The measure of active share has been around for a while, but the significant attention it receives from regulators, consumer groups, and the media is a relatively recent development. Increased take-up of passive funds in Europe has resulted in the proliferation of a raft of much cheaper products, in turn leading fund buyers to question the value for money of active management. In its most basic form, active share determines what proportion of a given active fund’s allocation deviates from that of its benchmark. It is a crude tool; a manager may well decide to temporarily sail close to the benchmark if that represents the best conditions for short-term success, but as active share measures allocations at a specific point in time there is no way of separating the truly active wheat from the closet-tracking chaff.
It also takes little account of the size of individual positions. A portfolio consisting of a few large bets may well have a lower active share than one made up of many small bets. Furthermore, the pressure to avoid low active share could mean that active managers are forced to take on additional risk just when they don’t want to, resulting in poorer returns. I could go on – as with most statistical measures, multiple issues arise when it comes to applying it.
Regardless of the drawbacks, can active share achieve its objective? That is, do fund buyers get what they pay for? Let’s take the analogy of a cake. The cake in question is advertised as containing 100 grams of flour and 70 grams of sugar, and is mixed by hand (we may need to chuck in a few eggs for good measure, too). Do consumers care if, actually, the cake contains 90 grams of flour and 75 grams of sugar and the baker used a whisk? Not really. They care about the taste – that is why they bought it. It is the outcome that counts much more than the constituent ingredients. The same is true of funds – from the investor’s point of view, outcomes trump inputs. If a fund has an active share of just 30% but beats its index by a significant margin, this is still better than a fund with a 90% active share that underperforms.

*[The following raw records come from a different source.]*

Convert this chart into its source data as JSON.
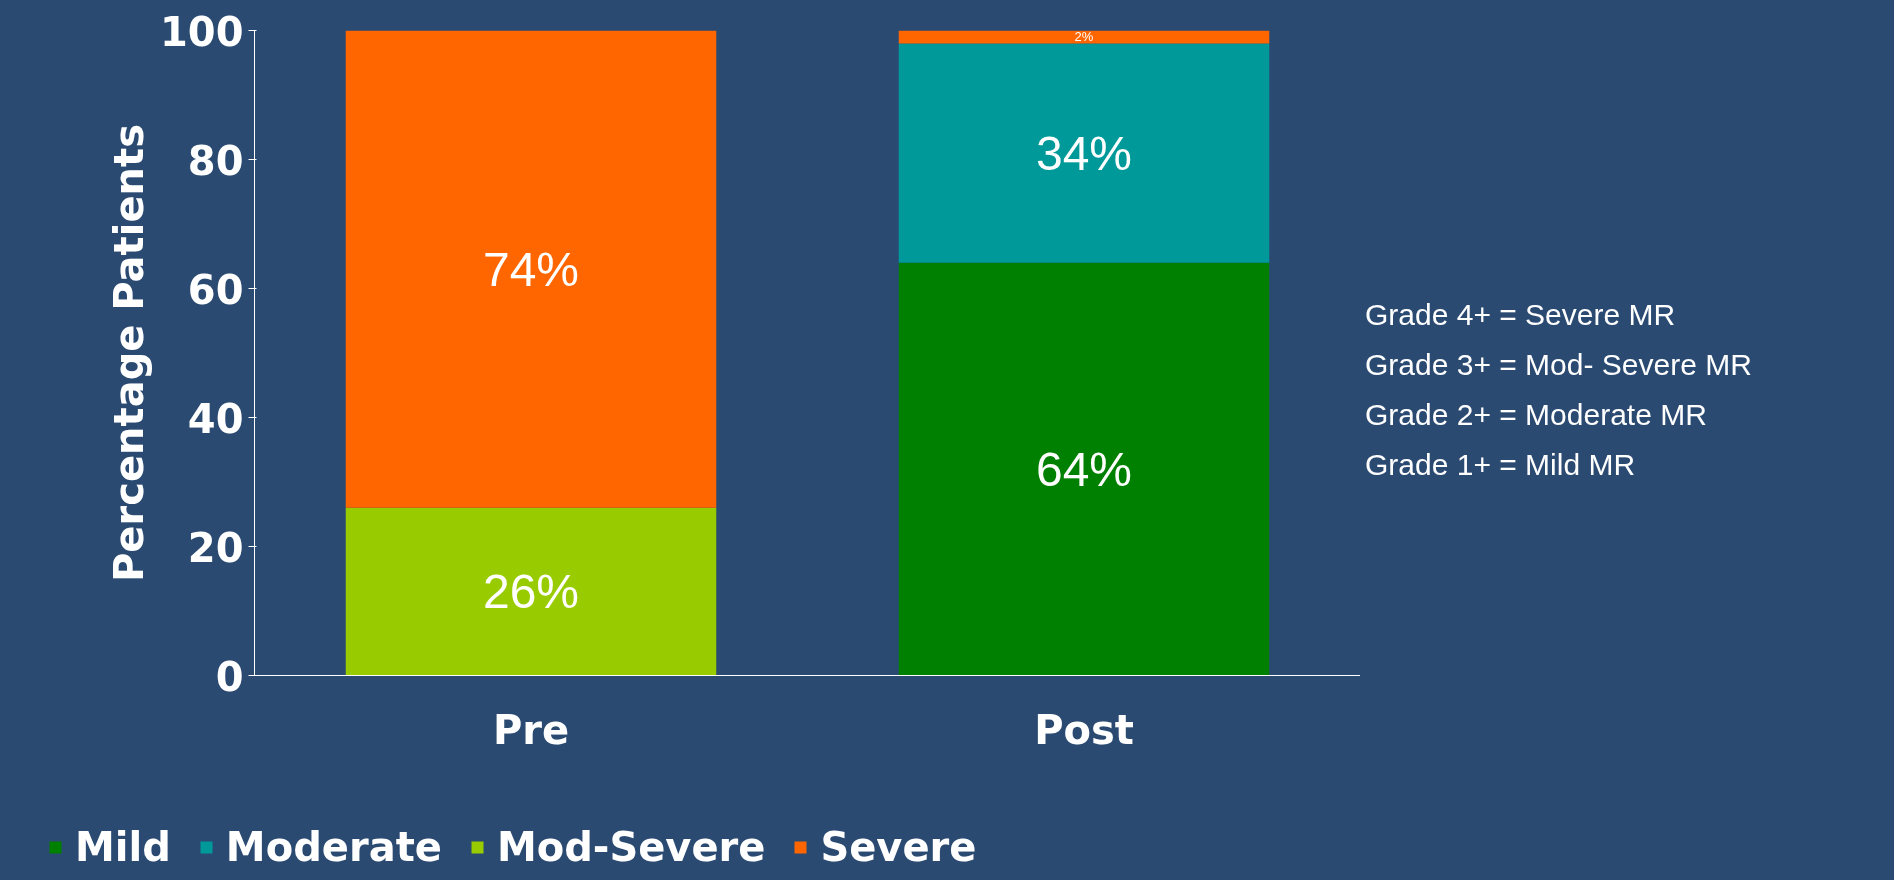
{
  "chart_data": {
    "type": "bar",
    "stacked": true,
    "ylabel": "Percentage Patients",
    "categories": [
      "Pre",
      "Post"
    ],
    "ylim": [
      0,
      100
    ],
    "yticks": [
      0,
      20,
      40,
      60,
      80,
      100
    ],
    "grid": false,
    "legend": "bottom",
    "series": [
      {
        "name": "Mild",
        "color": "#008000",
        "values": [
          null,
          64
        ],
        "value_labels": [
          null,
          "64%"
        ]
      },
      {
        "name": "Moderate",
        "color": "#009999",
        "values": [
          null,
          34
        ],
        "value_labels": [
          null,
          "34%"
        ]
      },
      {
        "name": "Mod-Severe",
        "color": "#99cc00",
        "values": [
          26,
          null
        ],
        "value_labels": [
          "26%",
          null
        ]
      },
      {
        "name": "Severe",
        "color": "#ff6600",
        "values": [
          74,
          2
        ],
        "value_labels": [
          "74%",
          "2%"
        ]
      }
    ],
    "annotations": [
      "Grade 4+ = Severe MR",
      "Grade 3+ = Mod- Severe MR",
      "Grade 2+ = Moderate MR",
      "Grade 1+ = Mild MR"
    ]
  }
}
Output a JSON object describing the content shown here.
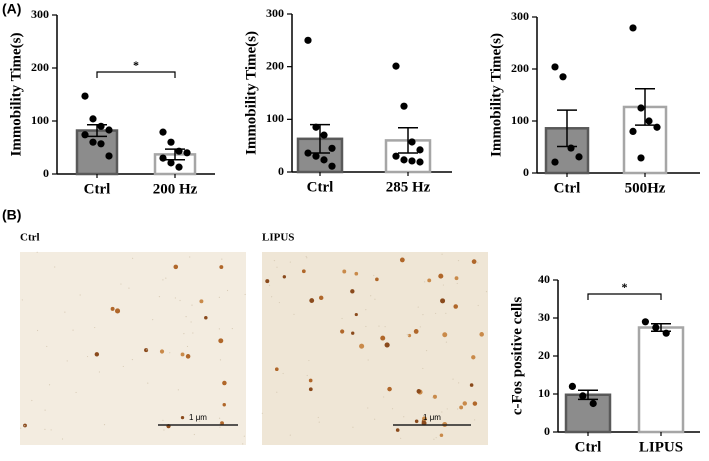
{
  "panel_labels": [
    "(A)",
    "(B)"
  ],
  "images": [
    {
      "label": "Ctrl",
      "scale_bar": "1 μm"
    },
    {
      "label": "LIPUS",
      "scale_bar": "1 μm"
    }
  ],
  "chart_data": [
    {
      "type": "bar",
      "ylabel": "Immobility Time(s)",
      "categories": [
        "Ctrl",
        "200 Hz"
      ],
      "values": [
        82,
        37
      ],
      "errors": [
        11,
        10
      ],
      "colors": [
        "#8c8c8c",
        "#ffffff"
      ],
      "edge_colors": [
        "#595959",
        "#a6a6a6"
      ],
      "points": [
        [
          147,
          104,
          90,
          83,
          74,
          60,
          57,
          34
        ],
        [
          79,
          60,
          43,
          40,
          30,
          21,
          13
        ]
      ],
      "significance": "*",
      "ylim": [
        0,
        300
      ],
      "yticks": [
        0,
        100,
        200,
        300
      ]
    },
    {
      "type": "bar",
      "ylabel": "Immobility Time(s)",
      "categories": [
        "Ctrl",
        "285 Hz"
      ],
      "values": [
        63,
        60
      ],
      "errors": [
        27,
        24
      ],
      "colors": [
        "#8c8c8c",
        "#ffffff"
      ],
      "edge_colors": [
        "#595959",
        "#a6a6a6"
      ],
      "points": [
        [
          250,
          85,
          70,
          45,
          36,
          30,
          23,
          11
        ],
        [
          201,
          125,
          57,
          42,
          30,
          23,
          21,
          19
        ]
      ],
      "ylim": [
        0,
        300
      ],
      "yticks": [
        0,
        100,
        200,
        300
      ]
    },
    {
      "type": "bar",
      "ylabel": "Immobility Time(s)",
      "categories": [
        "Ctrl",
        "500Hz"
      ],
      "values": [
        86,
        127
      ],
      "errors": [
        35,
        35
      ],
      "colors": [
        "#8c8c8c",
        "#ffffff"
      ],
      "edge_colors": [
        "#595959",
        "#a6a6a6"
      ],
      "points": [
        [
          204,
          185,
          48,
          31,
          21
        ],
        [
          279,
          125,
          100,
          88,
          80,
          29
        ]
      ],
      "ylim": [
        0,
        300
      ],
      "yticks": [
        0,
        100,
        200,
        300
      ]
    },
    {
      "type": "bar",
      "ylabel": "c-Fos positive cells",
      "categories": [
        "Ctrl",
        "LIPUS"
      ],
      "values": [
        9.8,
        27.5
      ],
      "errors": [
        1.2,
        1.0
      ],
      "colors": [
        "#8c8c8c",
        "#ffffff"
      ],
      "edge_colors": [
        "#595959",
        "#a6a6a6"
      ],
      "points": [
        [
          12,
          9.5,
          7.5
        ],
        [
          29,
          27.5,
          26
        ]
      ],
      "significance": "*",
      "ylim": [
        0,
        40
      ],
      "yticks": [
        0,
        10,
        20,
        30,
        40
      ]
    }
  ]
}
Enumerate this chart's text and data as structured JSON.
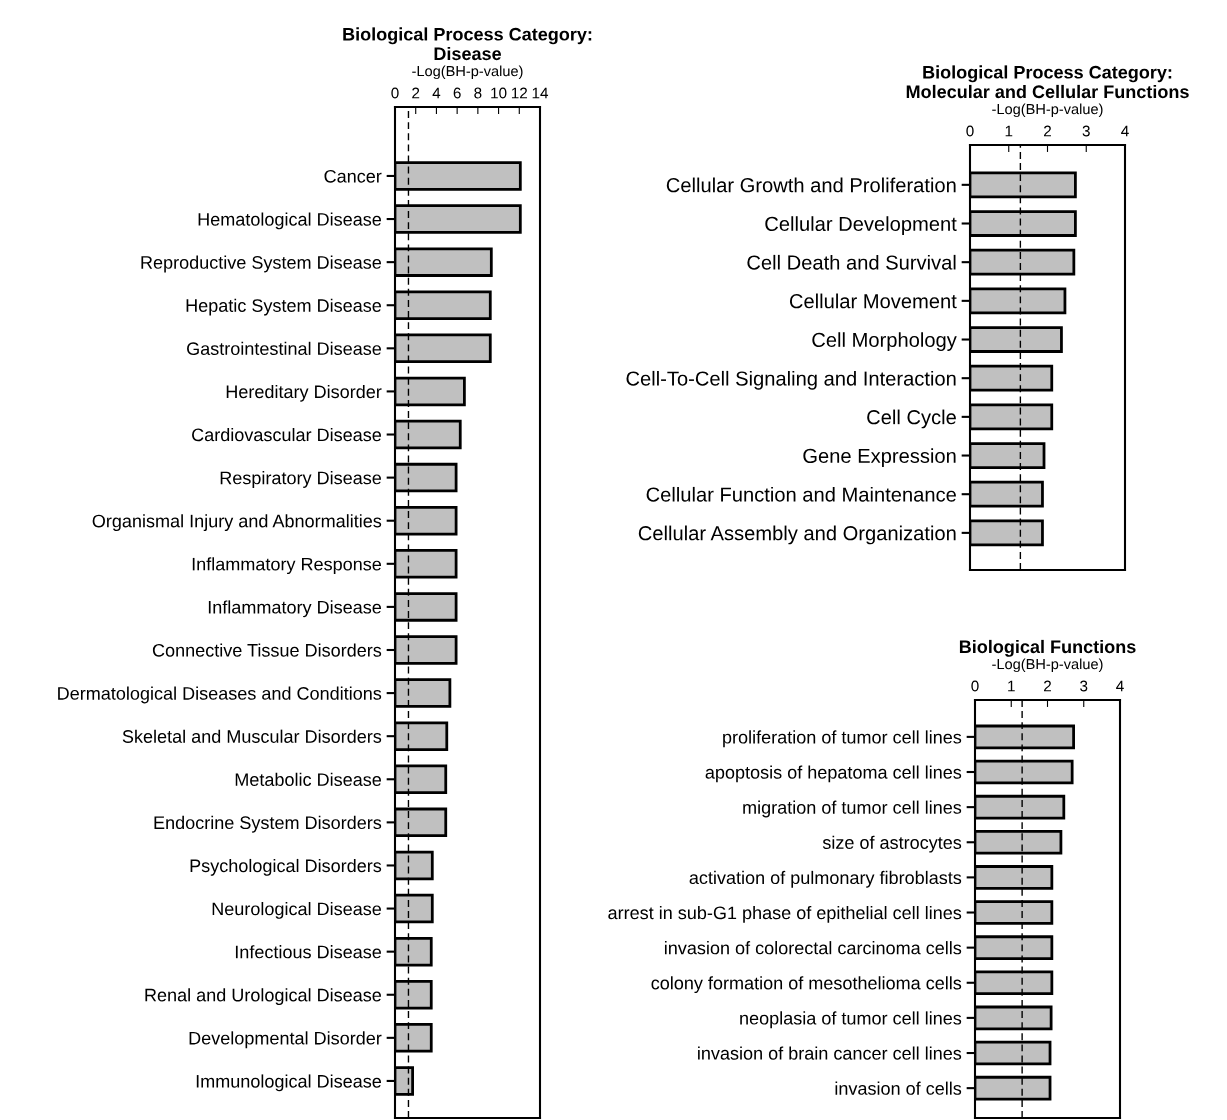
{
  "chart_data": [
    {
      "type": "bar",
      "orientation": "horizontal",
      "title": "Biological Process Category:\nDisease",
      "xlabel": "-Log(BH-p-value)",
      "categories": [
        "Cancer",
        "Hematological Disease",
        "Reproductive System Disease",
        "Hepatic System Disease",
        "Gastrointestinal Disease",
        "Hereditary Disorder",
        "Cardiovascular Disease",
        "Respiratory Disease",
        "Organismal Injury and Abnormalities",
        "Inflammatory Response",
        "Inflammatory Disease",
        "Connective Tissue Disorders",
        "Dermatological Diseases and Conditions",
        "Skeletal and Muscular Disorders",
        "Metabolic Disease",
        "Endocrine System Disorders",
        "Psychological Disorders",
        "Neurological Disease",
        "Infectious Disease",
        "Renal and Urological Disease",
        "Developmental Disorder",
        "Immunological Disease"
      ],
      "values": [
        12.1,
        12.1,
        9.3,
        9.2,
        9.2,
        6.7,
        6.3,
        5.9,
        5.9,
        5.9,
        5.9,
        5.9,
        5.3,
        5.0,
        4.9,
        4.9,
        3.6,
        3.6,
        3.5,
        3.5,
        3.5,
        1.7
      ],
      "color": "#c0c0c0",
      "xlim": [
        0,
        14
      ],
      "xticks": [
        0,
        2,
        4,
        6,
        8,
        10,
        12,
        14
      ],
      "grid": false,
      "legend": false,
      "ref_lines": [
        {
          "axis": "x",
          "value": 1.3,
          "line_style": "dashed",
          "color": "#000000"
        }
      ]
    },
    {
      "type": "bar",
      "orientation": "horizontal",
      "title": "Biological Process Category:\nMolecular and Cellular Functions",
      "xlabel": "-Log(BH-p-value)",
      "categories": [
        "Cellular Growth and Proliferation",
        "Cellular Development",
        "Cell Death and Survival",
        "Cellular Movement",
        "Cell Morphology",
        "Cell-To-Cell Signaling and Interaction",
        "Cell Cycle",
        "Gene Expression",
        "Cellular Function and Maintenance",
        "Cellular Assembly and Organization"
      ],
      "values": [
        2.72,
        2.72,
        2.68,
        2.45,
        2.36,
        2.11,
        2.11,
        1.91,
        1.87,
        1.87
      ],
      "color": "#c0c0c0",
      "xlim": [
        0,
        4
      ],
      "xticks": [
        0,
        1,
        2,
        3,
        4
      ],
      "grid": false,
      "legend": false,
      "ref_lines": [
        {
          "axis": "x",
          "value": 1.3,
          "line_style": "dashed",
          "color": "#000000"
        }
      ]
    },
    {
      "type": "bar",
      "orientation": "horizontal",
      "title": "Biological Functions",
      "xlabel": "-Log(BH-p-value)",
      "categories": [
        "proliferation of tumor cell lines",
        "apoptosis of hepatoma cell lines",
        "migration of tumor cell lines",
        "size of astrocytes",
        "activation of pulmonary fibroblasts",
        "arrest in sub-G1 phase of epithelial cell lines",
        "invasion of colorectal carcinoma cells",
        "colony formation of mesothelioma cells",
        "neoplasia of tumor cell lines",
        "invasion of brain cancer cell lines",
        "invasion of cells"
      ],
      "values": [
        2.72,
        2.68,
        2.45,
        2.37,
        2.12,
        2.12,
        2.12,
        2.12,
        2.1,
        2.07,
        2.07
      ],
      "color": "#c0c0c0",
      "xlim": [
        0,
        4
      ],
      "xticks": [
        0,
        1,
        2,
        3,
        4
      ],
      "grid": false,
      "legend": false,
      "ref_lines": [
        {
          "axis": "x",
          "value": 1.3,
          "line_style": "dashed",
          "color": "#000000"
        }
      ]
    }
  ]
}
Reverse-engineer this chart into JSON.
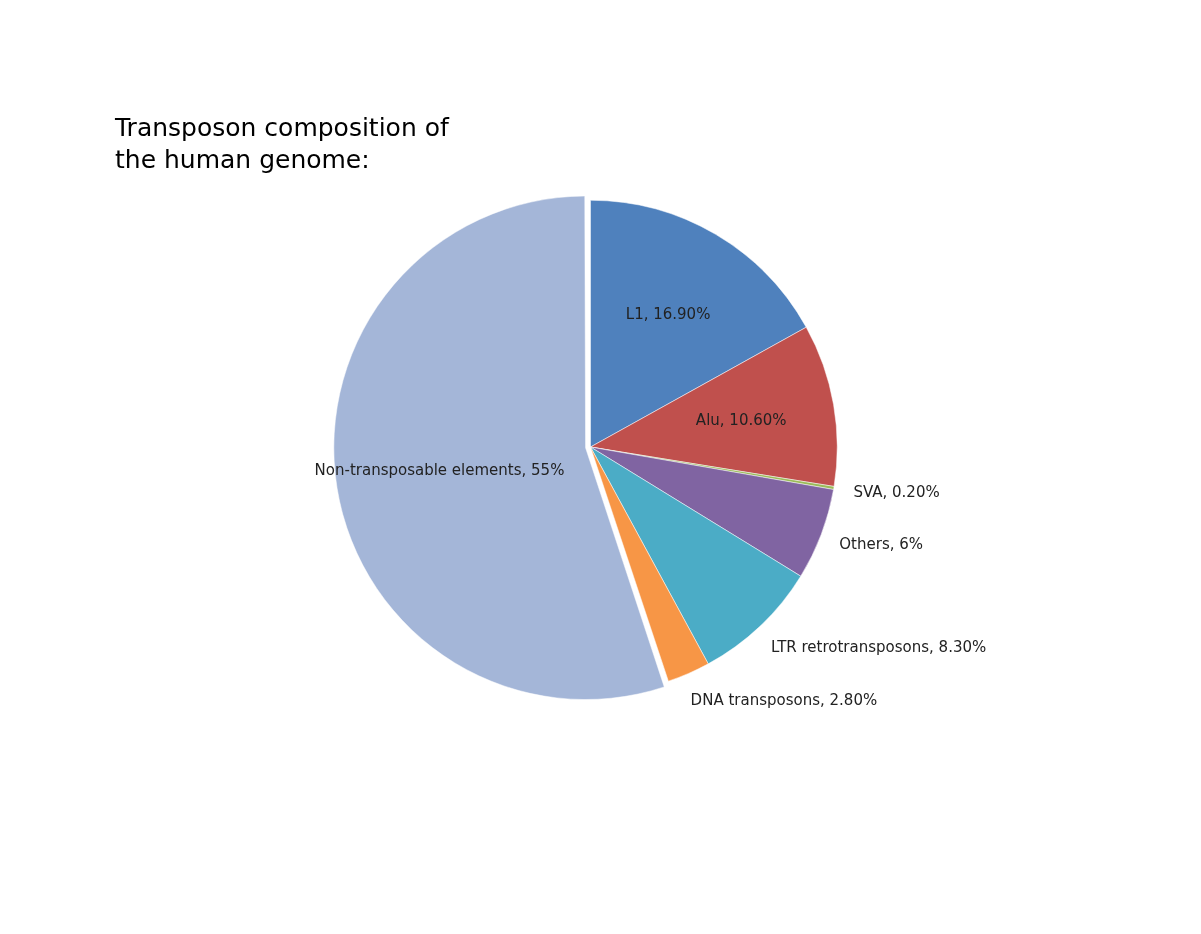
{
  "chart_data": {
    "type": "pie",
    "title": "Transposon composition of the human genome:",
    "categories": [
      "L1",
      "Alu",
      "SVA",
      "Others",
      "LTR retrotransposons",
      "DNA transposons",
      "Non-transposable elements"
    ],
    "values": [
      16.9,
      10.6,
      0.2,
      6,
      8.3,
      2.8,
      55
    ],
    "value_labels": [
      "16.90%",
      "10.60%",
      "0.20%",
      "6%",
      "8.30%",
      "2.80%",
      "55%"
    ],
    "colors": [
      "#4f81bd",
      "#c0504d",
      "#9bbb59",
      "#8064a2",
      "#4bacc6",
      "#f79646",
      "#a4b6d8"
    ],
    "legend": false
  }
}
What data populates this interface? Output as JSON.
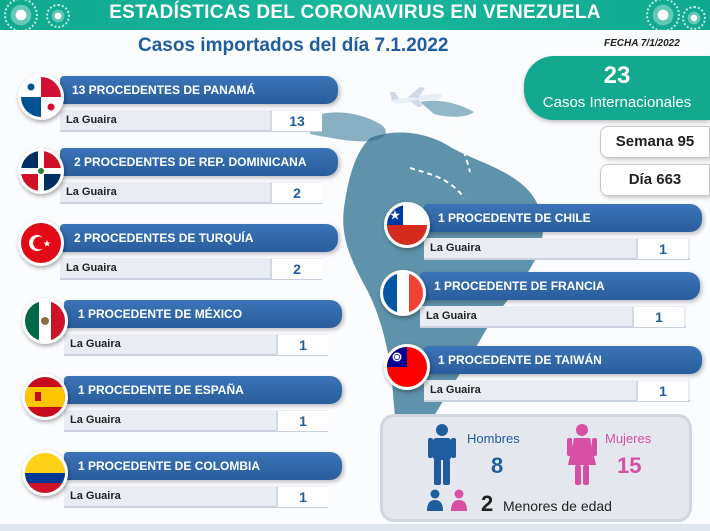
{
  "header": {
    "title": "ESTADÍSTICAS DEL CORONAVIRUS EN VENEZUELA",
    "subtitle": "Casos importados del día 7.1.2022",
    "fecha": "FECHA 7/1/2022"
  },
  "summary": {
    "total": "23",
    "total_label": "Casos Internacionales",
    "semana": "Semana 95",
    "dia": "Día 663",
    "brand_color": "#13a98e"
  },
  "countries_left": [
    {
      "label": "13 PROCEDENTES DE PANAMÁ",
      "city": "La Guaira",
      "count": "13",
      "flag": "panama-flag-icon"
    },
    {
      "label": "2 PROCEDENTES DE REP. DOMINICANA",
      "city": "La Guaira",
      "count": "2",
      "flag": "dominican-republic-flag-icon"
    },
    {
      "label": "2 PROCEDENTES DE TURQUÍA",
      "city": "La Guaira",
      "count": "2",
      "flag": "turkey-flag-icon"
    },
    {
      "label": "1 PROCEDENTE DE MÉXICO",
      "city": "La Guaira",
      "count": "1",
      "flag": "mexico-flag-icon"
    },
    {
      "label": "1 PROCEDENTE DE ESPAÑA",
      "city": "La Guaira",
      "count": "1",
      "flag": "spain-flag-icon"
    },
    {
      "label": "1 PROCEDENTE DE COLOMBIA",
      "city": "La Guaira",
      "count": "1",
      "flag": "colombia-flag-icon"
    }
  ],
  "countries_right": [
    {
      "label": "1 PROCEDENTE DE CHILE",
      "city": "La Guaira",
      "count": "1",
      "flag": "chile-flag-icon"
    },
    {
      "label": "1 PROCEDENTE DE FRANCIA",
      "city": "La Guaira",
      "count": "1",
      "flag": "france-flag-icon"
    },
    {
      "label": "1 PROCEDENTE DE TAIWÁN",
      "city": "La Guaira",
      "count": "1",
      "flag": "taiwan-flag-icon"
    }
  ],
  "gender": {
    "men_label": "Hombres",
    "men_count": "8",
    "men_color": "#1f5d9f",
    "women_label": "Mujeres",
    "women_count": "15",
    "women_color": "#d64fa3",
    "minors_count": "2",
    "minors_label": "Menores de edad"
  }
}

Some of you may respond to this by saying that, unlike a precision-baked cake, there is no recipe for guaranteed results in asset management. You can measure out the ingredients but can’t quantify what they will become, and therein lies the benefit of analysing active share. You may also say that buyers shouldn’t be charged extra when there is no real chance of outperformance. Both of these statements are fair, and I’m not seeking to excuse active managers that track an index so closely as to leave no opportunity to outperform. However, to me, active share doesn’t seem to hit the value-for-money target at which it is aimed. It simply focuses on how the cake is made – even if it ends up tasting unpleasant.
The solution to this debate may prove unpopular with all parties. Just as the taste of a cake can only be known once you get around to eating it, the value of a fund can only be seen in its results. Consequently, the only true way to align price and returns is to charge a fee based on those returns – a performance fee. That way, those managers whose funds end up more of a saggy soufflé than glorious gateau – whether through benchmark hugging, a lack of skill, or incorrect positioning – get paid a much lower amount. The ingredients and the baking method are taken out of the equation. It would cost you more to get a cherry on that cake, but at least you’ll be paying less if your selected product is playing it safe.